Fredericks & Freiser is pleased to announce an exhibition of John Wesley’s Bumstead paintings (1974 to present). Appropriating the classic Chic Young characters of Dagwood and Blondie Bumstead, Wesley has created a remarkably prescient body of work whose subject is no less than the American psyche. While many artists of his generation have used the popular image to explore the cultural landscape, Wesley has employed a comic-strip style and a compositional rigor to make deeply personal, often hermetic paintings that strike at the core of our most primal fears, joys, and desires.
As Linda Norden writes in Parkett #62:
“The Bumstead paintings — whether detailing scenes of domestic misunderstanding, zooming in on off-camera moments of bafflement, or simply scanning empty halls and walls for private memories — are excruciatingly specific representations of the gulfs between feeling and comprehension… smart, funny, startling, irreverently empathetic, and often heartbreaking, they are a welcome antidote to more laborious discourse.”
This is the first exhibition to focus exclusively on this major series.

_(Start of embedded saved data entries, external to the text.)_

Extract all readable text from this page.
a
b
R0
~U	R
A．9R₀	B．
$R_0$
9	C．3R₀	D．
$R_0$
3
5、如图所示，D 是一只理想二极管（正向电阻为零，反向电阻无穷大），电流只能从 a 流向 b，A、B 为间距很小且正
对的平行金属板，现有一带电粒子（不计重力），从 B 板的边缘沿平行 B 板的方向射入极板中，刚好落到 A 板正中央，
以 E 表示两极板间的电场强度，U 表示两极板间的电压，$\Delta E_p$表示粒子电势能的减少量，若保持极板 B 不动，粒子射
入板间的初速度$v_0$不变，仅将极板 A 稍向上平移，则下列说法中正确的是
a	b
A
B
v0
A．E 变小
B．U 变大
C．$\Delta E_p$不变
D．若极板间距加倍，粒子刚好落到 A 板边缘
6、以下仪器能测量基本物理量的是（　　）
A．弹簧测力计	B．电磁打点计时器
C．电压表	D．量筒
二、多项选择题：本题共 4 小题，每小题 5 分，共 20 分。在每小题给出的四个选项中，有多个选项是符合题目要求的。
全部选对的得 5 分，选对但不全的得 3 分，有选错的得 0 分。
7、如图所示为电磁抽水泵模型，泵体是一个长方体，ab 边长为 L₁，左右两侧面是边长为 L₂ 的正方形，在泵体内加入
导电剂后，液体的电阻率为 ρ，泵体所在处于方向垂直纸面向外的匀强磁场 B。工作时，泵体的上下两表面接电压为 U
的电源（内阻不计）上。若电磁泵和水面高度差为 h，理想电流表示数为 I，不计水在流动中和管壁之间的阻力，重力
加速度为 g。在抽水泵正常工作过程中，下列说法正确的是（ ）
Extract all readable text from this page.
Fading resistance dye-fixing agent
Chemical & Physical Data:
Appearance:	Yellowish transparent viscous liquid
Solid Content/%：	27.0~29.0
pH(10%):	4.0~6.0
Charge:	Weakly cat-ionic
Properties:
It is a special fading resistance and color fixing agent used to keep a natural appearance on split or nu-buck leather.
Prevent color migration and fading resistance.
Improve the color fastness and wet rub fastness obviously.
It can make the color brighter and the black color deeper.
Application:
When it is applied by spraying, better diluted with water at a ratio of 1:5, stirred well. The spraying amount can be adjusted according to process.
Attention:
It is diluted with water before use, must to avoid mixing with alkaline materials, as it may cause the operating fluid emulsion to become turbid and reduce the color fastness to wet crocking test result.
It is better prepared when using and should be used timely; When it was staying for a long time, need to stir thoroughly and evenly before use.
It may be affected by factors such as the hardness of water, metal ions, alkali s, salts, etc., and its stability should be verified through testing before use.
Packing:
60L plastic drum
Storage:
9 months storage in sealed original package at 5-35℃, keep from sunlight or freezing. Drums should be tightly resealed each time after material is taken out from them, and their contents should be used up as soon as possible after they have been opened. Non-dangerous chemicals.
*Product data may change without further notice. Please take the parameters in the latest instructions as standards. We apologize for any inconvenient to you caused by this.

Thirteen paintings will be on view, including the first canvas in the group, The Bumsteads (1974), on loan from the Donald Judd Foundation, and the most recent work, Bumstead and Dead Geisha (2006), completed in December of the same year. A hardcover catalogue with an essay by Robert Hobbs will accompany the exhibition.
About the Artist:
John Wesley (b. 1928) has had numerous one-person museum exhibitions including PS1/MoMA, New York; the Fogg Art Museum, Cambridge; Haus Lange, Krefeld; the Stedelijk Museum, Amsterdam; and Portikus, Frankfurt. A permanent installation of his paintings is on view at Donald Judd’s Chinati Foundation, Marfa, Texas. Recent group exhibitions include Full House, Whitney Museum of American Art, New York; After Cézanne, Museum of Contemporary Art, Los Angeles; and Funny Cuts: Cartoons and Comics in Contemporary Art, Staatsgalerie, Stuttgart. He has had solo gallery exhibitions at Gagosian Gallery, London; Tomio Koyama, Tokyo; and Zwirner & Wirth, New York. Wesley was the 2005 recipient of the Skowhegan Medal for Painting and the flagship artist for The Armory Show in 2006. This is his seventh solo exhibition at Fredericks & Freiser.